119. Dit hoofdstuk wordt afgesloten met een onderzoek naar de vraag, wat de gevolgen zijn voor een gelegd (executoriaal of conservatoir) derdenbeslag, wanneer de beslaglegger in staat van faillissement komt te verkeren, aan hem voorlopige surseance van betaling wordt verleend, dan wel op hem de schuldsaneringsregeling natuurlijke personen van toepassing wordt verklaard 1 Aan het slot van hoofdstuk 4 (§ 4.5) zal dezelfde vraag in dezelfde situaties onder ogen worden gezien met betrekking tot de beslagdebiteur. Ook hoofdstuk 5 (§ 5.7) zal worden afgesloten met een beschouwing over de gevolgen voor een gelegd derdenbeslag, mede in relatie tot de juridische positie van beslaglegger én beslagdebiteur, wanneer de derde-beslagene failliet wordt verklaard, aan hem (eerst)2 voorlopige surseánce van betaling is verleend, dan wel op hem de schuldsaneringsregeling natuurlijke personen (verder: schuldsaneringsregeling) wordt toegepast. Naar zal blijken zijn de gevolgen voor een gelegd derdenbeslag, alsmede voor eventueel reeds aanhangige of nog aanhangig te maken procedures als bedoeld in art. 477a, zeer verschillend, al naar gelang beslaglegger, beslagdebiteur of derde-beslagene failliet wordt verklaard, surseance van betaling wordt verleend, dan wel de schuldsaneringsregeling op hem wordt toegepast.
Het meest in het oog springend verschil is dat, wanneer de beslaglegger of de derde-beslagene3 in staat van faillissement komt te verkeren, zulks in beginsel geen gevolgen heeft voor het gelegde beslag; bij verlening van surseance van betaling of toepassing van de schuldsaneringsregeling is dat niet anders. Het gelegde beslag komt daardoor dus niet te vervallen.
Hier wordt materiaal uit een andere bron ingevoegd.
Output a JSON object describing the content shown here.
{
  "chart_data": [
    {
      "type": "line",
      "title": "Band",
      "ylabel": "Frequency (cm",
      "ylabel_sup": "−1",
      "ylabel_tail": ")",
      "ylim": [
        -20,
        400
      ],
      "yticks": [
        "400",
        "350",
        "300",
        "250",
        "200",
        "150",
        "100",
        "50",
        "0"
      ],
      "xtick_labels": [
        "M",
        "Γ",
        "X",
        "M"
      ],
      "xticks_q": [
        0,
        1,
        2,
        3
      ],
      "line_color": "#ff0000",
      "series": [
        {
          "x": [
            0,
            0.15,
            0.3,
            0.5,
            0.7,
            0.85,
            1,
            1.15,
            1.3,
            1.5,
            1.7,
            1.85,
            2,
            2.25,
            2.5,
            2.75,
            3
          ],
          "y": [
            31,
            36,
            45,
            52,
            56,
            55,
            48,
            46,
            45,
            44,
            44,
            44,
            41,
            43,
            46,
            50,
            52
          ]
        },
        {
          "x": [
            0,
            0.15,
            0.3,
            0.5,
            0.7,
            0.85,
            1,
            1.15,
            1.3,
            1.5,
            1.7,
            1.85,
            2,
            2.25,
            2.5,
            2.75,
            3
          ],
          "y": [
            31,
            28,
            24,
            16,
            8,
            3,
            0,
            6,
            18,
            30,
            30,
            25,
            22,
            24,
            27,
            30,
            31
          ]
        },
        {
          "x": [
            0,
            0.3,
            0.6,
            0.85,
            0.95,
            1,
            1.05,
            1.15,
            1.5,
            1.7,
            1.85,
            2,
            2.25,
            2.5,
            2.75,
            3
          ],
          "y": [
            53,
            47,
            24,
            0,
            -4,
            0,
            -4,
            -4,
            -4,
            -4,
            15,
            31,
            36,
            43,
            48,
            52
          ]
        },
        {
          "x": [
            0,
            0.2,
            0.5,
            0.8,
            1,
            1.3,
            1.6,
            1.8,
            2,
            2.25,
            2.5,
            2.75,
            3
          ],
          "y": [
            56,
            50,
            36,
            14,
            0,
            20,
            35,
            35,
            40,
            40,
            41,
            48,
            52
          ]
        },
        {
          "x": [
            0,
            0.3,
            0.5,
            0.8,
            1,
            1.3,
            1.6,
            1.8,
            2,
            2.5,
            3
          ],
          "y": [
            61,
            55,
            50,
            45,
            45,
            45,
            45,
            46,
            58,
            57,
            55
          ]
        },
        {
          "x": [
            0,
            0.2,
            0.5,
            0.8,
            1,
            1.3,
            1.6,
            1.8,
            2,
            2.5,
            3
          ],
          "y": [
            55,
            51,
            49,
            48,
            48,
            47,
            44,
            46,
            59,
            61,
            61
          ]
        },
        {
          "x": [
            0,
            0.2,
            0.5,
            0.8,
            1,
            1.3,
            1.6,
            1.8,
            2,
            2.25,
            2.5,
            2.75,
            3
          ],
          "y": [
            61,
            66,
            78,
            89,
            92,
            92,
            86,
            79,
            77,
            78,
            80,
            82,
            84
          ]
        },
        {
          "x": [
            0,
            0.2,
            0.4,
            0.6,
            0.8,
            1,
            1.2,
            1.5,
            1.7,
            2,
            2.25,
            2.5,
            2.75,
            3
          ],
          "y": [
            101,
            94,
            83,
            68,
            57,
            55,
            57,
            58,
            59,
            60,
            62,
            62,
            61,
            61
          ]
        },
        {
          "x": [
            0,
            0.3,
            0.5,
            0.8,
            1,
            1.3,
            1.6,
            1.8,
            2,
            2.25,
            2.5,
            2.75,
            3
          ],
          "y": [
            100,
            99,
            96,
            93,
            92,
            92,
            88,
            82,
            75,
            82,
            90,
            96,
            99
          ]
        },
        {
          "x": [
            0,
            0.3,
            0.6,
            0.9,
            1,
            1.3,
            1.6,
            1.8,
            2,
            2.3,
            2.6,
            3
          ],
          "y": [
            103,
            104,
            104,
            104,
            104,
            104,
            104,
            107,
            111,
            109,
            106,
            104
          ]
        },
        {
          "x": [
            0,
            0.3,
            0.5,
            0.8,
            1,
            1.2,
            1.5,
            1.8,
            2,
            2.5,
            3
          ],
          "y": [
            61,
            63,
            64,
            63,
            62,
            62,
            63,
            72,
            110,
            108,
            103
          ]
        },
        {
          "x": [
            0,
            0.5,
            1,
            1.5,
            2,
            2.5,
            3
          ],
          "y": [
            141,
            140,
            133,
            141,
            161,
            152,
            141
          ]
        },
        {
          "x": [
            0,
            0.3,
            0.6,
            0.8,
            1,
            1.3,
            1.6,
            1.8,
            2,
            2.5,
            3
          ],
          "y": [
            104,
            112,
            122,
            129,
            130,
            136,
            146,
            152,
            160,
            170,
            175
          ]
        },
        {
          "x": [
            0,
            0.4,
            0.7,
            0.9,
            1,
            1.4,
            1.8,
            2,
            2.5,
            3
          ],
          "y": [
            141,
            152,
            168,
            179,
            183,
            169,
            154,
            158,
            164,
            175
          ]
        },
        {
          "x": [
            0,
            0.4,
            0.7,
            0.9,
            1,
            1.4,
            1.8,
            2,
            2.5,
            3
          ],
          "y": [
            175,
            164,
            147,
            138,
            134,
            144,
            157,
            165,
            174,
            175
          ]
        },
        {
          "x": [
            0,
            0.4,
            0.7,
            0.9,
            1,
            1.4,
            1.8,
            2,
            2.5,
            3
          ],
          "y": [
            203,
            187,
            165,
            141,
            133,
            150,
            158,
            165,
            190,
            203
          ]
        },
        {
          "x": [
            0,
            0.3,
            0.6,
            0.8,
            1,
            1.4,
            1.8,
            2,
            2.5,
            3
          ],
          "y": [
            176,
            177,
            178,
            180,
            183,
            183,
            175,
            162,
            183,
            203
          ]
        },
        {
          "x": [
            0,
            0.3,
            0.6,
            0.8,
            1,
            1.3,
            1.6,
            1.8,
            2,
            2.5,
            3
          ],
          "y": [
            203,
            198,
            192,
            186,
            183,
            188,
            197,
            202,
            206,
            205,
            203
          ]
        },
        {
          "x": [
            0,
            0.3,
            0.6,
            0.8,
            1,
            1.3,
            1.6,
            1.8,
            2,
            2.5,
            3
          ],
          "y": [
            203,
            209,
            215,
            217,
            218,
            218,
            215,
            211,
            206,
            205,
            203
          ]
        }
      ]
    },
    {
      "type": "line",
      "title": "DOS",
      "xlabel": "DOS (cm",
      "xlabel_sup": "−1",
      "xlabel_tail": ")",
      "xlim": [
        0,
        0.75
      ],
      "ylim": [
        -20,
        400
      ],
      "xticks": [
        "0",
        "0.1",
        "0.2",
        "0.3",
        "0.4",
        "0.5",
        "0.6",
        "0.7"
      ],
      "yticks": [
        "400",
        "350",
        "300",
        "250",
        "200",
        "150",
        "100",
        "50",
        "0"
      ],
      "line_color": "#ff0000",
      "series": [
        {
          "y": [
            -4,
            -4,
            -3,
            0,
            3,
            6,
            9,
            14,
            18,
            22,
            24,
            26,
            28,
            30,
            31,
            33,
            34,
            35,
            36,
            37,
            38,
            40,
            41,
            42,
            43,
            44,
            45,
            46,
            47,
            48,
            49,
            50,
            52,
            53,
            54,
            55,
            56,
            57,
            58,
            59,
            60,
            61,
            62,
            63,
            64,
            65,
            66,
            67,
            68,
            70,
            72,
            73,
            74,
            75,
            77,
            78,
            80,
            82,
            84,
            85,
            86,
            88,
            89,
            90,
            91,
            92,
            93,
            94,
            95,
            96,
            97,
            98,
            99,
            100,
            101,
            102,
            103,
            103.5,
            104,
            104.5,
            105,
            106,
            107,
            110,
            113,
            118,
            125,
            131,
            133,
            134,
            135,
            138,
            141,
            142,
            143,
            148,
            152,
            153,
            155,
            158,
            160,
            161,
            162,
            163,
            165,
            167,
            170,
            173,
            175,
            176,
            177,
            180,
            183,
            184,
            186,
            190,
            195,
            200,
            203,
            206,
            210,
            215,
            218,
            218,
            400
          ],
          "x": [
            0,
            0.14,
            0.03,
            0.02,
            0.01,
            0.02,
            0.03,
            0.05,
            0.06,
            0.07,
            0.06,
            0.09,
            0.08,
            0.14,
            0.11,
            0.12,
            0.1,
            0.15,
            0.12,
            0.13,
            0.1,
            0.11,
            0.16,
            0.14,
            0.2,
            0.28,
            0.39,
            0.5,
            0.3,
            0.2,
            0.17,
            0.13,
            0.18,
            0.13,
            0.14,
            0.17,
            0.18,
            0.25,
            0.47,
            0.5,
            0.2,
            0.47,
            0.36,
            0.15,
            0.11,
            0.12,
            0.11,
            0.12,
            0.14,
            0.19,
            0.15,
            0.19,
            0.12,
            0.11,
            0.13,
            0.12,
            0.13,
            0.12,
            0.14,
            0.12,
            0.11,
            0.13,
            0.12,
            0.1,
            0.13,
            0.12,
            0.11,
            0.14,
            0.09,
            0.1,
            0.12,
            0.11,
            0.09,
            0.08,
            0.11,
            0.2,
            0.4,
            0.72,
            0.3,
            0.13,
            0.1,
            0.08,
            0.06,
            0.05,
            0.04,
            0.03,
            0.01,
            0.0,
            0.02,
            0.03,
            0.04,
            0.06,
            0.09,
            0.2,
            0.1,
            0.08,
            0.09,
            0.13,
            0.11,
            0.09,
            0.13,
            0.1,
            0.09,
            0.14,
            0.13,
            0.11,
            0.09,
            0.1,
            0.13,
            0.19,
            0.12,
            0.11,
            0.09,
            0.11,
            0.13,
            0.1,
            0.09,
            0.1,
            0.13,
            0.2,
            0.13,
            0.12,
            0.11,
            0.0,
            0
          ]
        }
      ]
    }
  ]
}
Dat is echter anders bij faillietverklaring van de beslagdebiteur: ingevolge art. 33 lid 2 Fw vervalt dan het beslag, met als nevengevolg dat in beginsel tevens een einde komt aan nog tussen de beslaglegger en de derde-beslagene aanhangige procedures4 als bedoeld in art. 477a.5 Hetzelfde geldt pas bij surseance van betaling wanneer deze definitief is verleend, tenzij de rechtbank voor het verval van gelegde beslagen reeds een vroeger tijdstip heeft bepaald (art. 230 lid 2 Fw). Bij toepassing van de schuldsaneringsregeling vervallen de ten laste van de schuldenaar gelegde beslagen pas, zodra de uitspraak houdende de vaststelling van het saneringsplan in kracht van gewijsde is gegaan, tenzij ook hier de rechter een eerder tijdstip voor het vervallen er van heeft bepaald (art. 301 lid 3 Fw). De reden voor het vervallen van individuele beslagen is dat door het gelegde beslag een vermogensbestanddeel van de schuldenaar is getroffen (bij derdenbeslag een vordering tot betaling van een geldsom, afgifte van een roerende zaak, een vordering tot levering van een goed op naam), dat nu verder door de curator of bewindvoerder ten behoeve van de gezamenlijke schuldeisers te gelde moet worden gemaakt. De individuele beslagen gaan daarmee 'op' in het algemene beslag dat op het gehele vermogen van de schuldenaar is komen te liggen.